Paulo Portas lembra que "os EUA são o nosso quarto maior parceiro" e aconselha a União Europeia a descobrir onde pode causar dano à economia americana, apontando para o setor tecnológico
No “Global” desta semana, que se realizou excecionalmente este sábado, Paulo Portas começou por destacar uma imagem publicada na conta oficial da Casa Branca onde apresenta o "Superman Trump", com o presidente norte-americano numa pose de super herói.

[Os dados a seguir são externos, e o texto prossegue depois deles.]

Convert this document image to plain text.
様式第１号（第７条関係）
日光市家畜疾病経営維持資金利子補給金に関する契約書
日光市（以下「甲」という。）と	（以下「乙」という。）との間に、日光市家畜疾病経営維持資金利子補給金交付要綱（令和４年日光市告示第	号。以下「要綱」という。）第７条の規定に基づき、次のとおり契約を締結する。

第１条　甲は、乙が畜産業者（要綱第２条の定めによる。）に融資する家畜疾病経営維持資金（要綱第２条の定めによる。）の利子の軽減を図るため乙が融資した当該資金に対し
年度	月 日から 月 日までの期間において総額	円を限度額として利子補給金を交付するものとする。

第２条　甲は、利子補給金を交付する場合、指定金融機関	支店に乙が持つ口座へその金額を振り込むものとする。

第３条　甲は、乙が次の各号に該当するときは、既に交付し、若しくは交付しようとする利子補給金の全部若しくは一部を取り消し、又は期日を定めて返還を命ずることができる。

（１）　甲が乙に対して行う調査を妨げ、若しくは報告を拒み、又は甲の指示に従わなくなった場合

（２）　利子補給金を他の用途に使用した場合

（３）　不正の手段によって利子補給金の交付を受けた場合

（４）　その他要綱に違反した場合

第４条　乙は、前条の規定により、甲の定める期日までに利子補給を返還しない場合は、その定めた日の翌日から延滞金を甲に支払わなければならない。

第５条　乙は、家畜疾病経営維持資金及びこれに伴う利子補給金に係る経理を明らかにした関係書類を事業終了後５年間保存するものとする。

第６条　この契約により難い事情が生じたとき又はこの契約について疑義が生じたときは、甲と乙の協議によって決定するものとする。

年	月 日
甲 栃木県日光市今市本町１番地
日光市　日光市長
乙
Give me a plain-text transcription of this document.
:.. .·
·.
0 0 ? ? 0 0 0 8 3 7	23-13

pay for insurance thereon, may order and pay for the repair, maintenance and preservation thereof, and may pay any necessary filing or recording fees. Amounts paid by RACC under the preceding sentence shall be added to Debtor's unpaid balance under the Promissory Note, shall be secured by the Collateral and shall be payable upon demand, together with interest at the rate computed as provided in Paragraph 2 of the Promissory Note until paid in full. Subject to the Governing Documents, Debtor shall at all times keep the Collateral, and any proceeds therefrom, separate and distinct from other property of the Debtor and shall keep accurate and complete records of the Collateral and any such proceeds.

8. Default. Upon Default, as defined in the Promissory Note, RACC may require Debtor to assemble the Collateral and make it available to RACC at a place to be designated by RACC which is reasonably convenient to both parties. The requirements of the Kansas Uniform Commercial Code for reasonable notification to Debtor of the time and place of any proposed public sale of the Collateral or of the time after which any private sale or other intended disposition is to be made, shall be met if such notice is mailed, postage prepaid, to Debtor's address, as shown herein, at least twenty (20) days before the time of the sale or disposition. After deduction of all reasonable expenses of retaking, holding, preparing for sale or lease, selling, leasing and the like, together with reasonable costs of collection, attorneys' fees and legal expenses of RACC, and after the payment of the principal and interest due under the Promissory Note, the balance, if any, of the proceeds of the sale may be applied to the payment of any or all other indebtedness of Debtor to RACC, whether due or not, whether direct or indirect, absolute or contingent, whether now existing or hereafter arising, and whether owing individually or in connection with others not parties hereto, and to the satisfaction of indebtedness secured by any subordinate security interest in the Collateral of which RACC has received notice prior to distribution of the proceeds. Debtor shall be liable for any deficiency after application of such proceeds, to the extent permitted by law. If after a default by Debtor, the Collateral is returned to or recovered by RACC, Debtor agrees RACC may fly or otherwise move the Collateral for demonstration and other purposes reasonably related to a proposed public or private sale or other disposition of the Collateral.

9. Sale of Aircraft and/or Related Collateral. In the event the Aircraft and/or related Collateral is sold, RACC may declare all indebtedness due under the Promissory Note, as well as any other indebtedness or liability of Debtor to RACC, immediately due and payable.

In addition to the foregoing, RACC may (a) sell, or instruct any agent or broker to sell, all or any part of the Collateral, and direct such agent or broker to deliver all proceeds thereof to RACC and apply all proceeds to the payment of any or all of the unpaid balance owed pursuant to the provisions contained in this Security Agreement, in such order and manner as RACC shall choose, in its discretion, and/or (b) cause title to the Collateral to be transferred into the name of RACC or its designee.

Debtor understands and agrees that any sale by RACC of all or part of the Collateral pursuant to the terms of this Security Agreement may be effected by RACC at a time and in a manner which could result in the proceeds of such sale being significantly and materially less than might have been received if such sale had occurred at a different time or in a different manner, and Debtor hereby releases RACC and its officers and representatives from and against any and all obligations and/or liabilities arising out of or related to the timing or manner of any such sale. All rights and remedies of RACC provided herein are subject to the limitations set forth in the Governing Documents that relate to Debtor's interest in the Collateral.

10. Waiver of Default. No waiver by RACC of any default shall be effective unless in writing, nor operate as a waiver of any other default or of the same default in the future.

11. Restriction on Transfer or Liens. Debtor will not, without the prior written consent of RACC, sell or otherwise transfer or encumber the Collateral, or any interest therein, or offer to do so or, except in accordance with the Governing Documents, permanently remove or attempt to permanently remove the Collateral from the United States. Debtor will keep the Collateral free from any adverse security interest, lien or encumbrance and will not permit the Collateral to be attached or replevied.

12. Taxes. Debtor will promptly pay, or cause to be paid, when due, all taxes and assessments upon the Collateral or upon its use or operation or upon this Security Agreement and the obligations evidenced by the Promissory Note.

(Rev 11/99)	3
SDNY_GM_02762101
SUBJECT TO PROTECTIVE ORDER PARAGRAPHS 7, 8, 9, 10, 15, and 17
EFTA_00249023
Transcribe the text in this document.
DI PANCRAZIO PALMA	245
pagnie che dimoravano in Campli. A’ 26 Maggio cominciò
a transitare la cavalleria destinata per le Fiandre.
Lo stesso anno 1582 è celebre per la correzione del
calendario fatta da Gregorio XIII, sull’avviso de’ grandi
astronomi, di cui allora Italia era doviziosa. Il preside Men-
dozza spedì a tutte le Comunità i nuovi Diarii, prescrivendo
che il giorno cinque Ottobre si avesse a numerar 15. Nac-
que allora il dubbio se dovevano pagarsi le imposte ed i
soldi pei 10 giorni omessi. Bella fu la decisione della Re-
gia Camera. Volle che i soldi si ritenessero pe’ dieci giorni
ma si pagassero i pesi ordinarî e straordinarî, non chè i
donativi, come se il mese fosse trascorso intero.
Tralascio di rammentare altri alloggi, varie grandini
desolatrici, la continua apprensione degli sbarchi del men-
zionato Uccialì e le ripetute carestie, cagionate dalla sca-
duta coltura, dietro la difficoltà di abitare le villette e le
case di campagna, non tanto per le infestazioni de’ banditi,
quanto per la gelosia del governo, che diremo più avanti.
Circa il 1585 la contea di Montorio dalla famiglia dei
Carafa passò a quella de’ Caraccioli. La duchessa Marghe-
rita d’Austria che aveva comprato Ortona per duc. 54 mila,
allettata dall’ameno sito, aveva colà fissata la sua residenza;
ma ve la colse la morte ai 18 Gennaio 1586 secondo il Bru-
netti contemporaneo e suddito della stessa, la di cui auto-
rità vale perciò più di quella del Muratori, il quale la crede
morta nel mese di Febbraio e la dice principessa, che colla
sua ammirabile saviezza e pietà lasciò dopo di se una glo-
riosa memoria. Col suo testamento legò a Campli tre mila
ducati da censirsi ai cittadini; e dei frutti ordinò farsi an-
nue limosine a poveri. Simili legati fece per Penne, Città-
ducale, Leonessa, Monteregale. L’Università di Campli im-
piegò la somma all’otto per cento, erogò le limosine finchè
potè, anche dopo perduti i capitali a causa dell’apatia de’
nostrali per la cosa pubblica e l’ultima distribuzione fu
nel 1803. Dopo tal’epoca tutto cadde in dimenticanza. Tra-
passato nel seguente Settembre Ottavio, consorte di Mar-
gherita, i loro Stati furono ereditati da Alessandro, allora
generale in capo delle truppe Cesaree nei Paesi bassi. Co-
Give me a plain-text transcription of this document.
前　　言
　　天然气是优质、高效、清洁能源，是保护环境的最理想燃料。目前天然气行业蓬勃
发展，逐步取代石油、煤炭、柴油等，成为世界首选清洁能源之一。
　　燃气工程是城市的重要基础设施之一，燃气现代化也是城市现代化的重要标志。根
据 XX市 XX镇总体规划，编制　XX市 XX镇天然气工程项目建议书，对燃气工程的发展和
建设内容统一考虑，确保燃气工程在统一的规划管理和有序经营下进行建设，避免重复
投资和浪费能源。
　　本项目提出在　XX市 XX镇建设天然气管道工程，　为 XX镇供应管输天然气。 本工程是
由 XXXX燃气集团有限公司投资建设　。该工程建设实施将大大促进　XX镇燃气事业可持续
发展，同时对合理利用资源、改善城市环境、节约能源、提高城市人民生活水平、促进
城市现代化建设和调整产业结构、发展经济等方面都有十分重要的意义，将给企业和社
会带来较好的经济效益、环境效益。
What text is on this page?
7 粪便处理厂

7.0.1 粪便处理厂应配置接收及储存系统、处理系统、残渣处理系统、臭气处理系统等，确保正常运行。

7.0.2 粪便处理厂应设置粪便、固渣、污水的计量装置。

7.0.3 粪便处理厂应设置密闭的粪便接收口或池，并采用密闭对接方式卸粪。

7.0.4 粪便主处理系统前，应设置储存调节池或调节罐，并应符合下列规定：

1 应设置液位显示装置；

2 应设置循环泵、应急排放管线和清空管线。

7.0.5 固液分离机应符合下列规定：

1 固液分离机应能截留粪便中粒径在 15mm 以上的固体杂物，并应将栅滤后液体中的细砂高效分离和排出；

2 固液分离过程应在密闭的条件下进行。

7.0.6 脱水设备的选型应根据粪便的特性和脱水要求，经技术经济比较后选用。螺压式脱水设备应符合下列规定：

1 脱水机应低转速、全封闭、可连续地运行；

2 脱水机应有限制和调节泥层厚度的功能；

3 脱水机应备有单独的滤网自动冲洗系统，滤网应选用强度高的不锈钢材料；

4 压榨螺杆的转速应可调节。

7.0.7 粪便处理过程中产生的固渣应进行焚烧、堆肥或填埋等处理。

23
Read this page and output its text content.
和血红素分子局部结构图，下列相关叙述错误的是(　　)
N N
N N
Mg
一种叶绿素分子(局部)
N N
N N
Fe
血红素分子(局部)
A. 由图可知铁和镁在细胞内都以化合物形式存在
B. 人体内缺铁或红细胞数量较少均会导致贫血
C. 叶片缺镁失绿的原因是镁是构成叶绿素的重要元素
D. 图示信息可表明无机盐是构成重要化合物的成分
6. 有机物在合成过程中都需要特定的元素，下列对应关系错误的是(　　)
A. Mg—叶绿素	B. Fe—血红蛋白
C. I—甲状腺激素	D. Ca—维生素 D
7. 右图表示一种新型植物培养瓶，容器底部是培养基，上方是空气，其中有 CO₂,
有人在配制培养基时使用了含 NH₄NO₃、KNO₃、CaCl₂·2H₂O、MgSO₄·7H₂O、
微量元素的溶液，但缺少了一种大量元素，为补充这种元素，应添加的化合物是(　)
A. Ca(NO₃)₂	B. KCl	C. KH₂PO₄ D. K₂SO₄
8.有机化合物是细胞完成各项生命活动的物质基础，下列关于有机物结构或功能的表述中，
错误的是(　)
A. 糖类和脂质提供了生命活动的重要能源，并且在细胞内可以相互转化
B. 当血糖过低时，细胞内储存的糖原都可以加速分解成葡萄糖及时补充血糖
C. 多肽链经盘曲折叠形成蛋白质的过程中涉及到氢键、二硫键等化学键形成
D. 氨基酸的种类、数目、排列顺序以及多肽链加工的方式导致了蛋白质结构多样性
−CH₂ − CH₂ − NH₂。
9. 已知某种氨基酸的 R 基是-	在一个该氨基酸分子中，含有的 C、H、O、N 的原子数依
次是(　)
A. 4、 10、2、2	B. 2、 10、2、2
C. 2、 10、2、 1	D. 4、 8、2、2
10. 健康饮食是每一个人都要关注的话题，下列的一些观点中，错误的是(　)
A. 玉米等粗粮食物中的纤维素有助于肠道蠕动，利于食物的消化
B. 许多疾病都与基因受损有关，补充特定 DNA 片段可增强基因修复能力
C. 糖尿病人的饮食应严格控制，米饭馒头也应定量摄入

A escolha desta imagem não vem ao acaso, explica Paulo Portas. É que é assim que "o presidente dos EUA se vê a si próprio" e as suas mais recentes decisões demonstram isso mesmo, sugere o comentador, referindo-se à nova ameaça de impor tarifas de 30% sobre todos os produtos provenientes da União Europeia (UE) e do México. Curiosamente, dois dos maiores parceiros comerciais dos EUA - facto que leva Portas a afirmar que Trump "trata os amigos igual ou pior que os inimigos".
Este "jogo", como Paulo Portas o designa, é particularmente "duro" com a UE, que tem vindo a apresentar várias propostas "razoáveis" para negociar um acordo com a administação Trump, nomeadamente uma proposta para um acordo "zero por zero" para bens industriais. A nova ameaça de Trump - que aumenta a tarifa de 20% para 30% sobre os produtos da UE - mostra que "as negociações de boa fé parecem inúteis" com o presidente norte-americano, que, diz, "decide arbitrariamente".
O comentador avisa que, "em relação a Portugal, isto é um assunto sério". "Os EUA são o nosso quarto maior parceiro. Nós exportamos para os EUA combustíveis minerais, óleos de petroleo, borracha, máquinas e equipamentos, cortiça, produtos alimentares. Exportamos uma grande variedade de bens e de serviços", enumera, referindo-se nestes últimos a viagens e turismo.
"Eu presumo que isto ainda seja um movimento tático mas obviamente o cenário é pior do que na semana passada", adverte Paulo Portas, que aconselha a UE a descobrir onde pode causar dano aos "setores americanos que apoiaram Trump" na eleição para este segundo mandato, dando como exemplo os líderes tecnológicos.
Caso contrário, diz, a UE tem de se preparar para "um tempo hostil".
A privatização da TAP e os três milhões que "não vale a pena estar a dizer que vamos recuperar"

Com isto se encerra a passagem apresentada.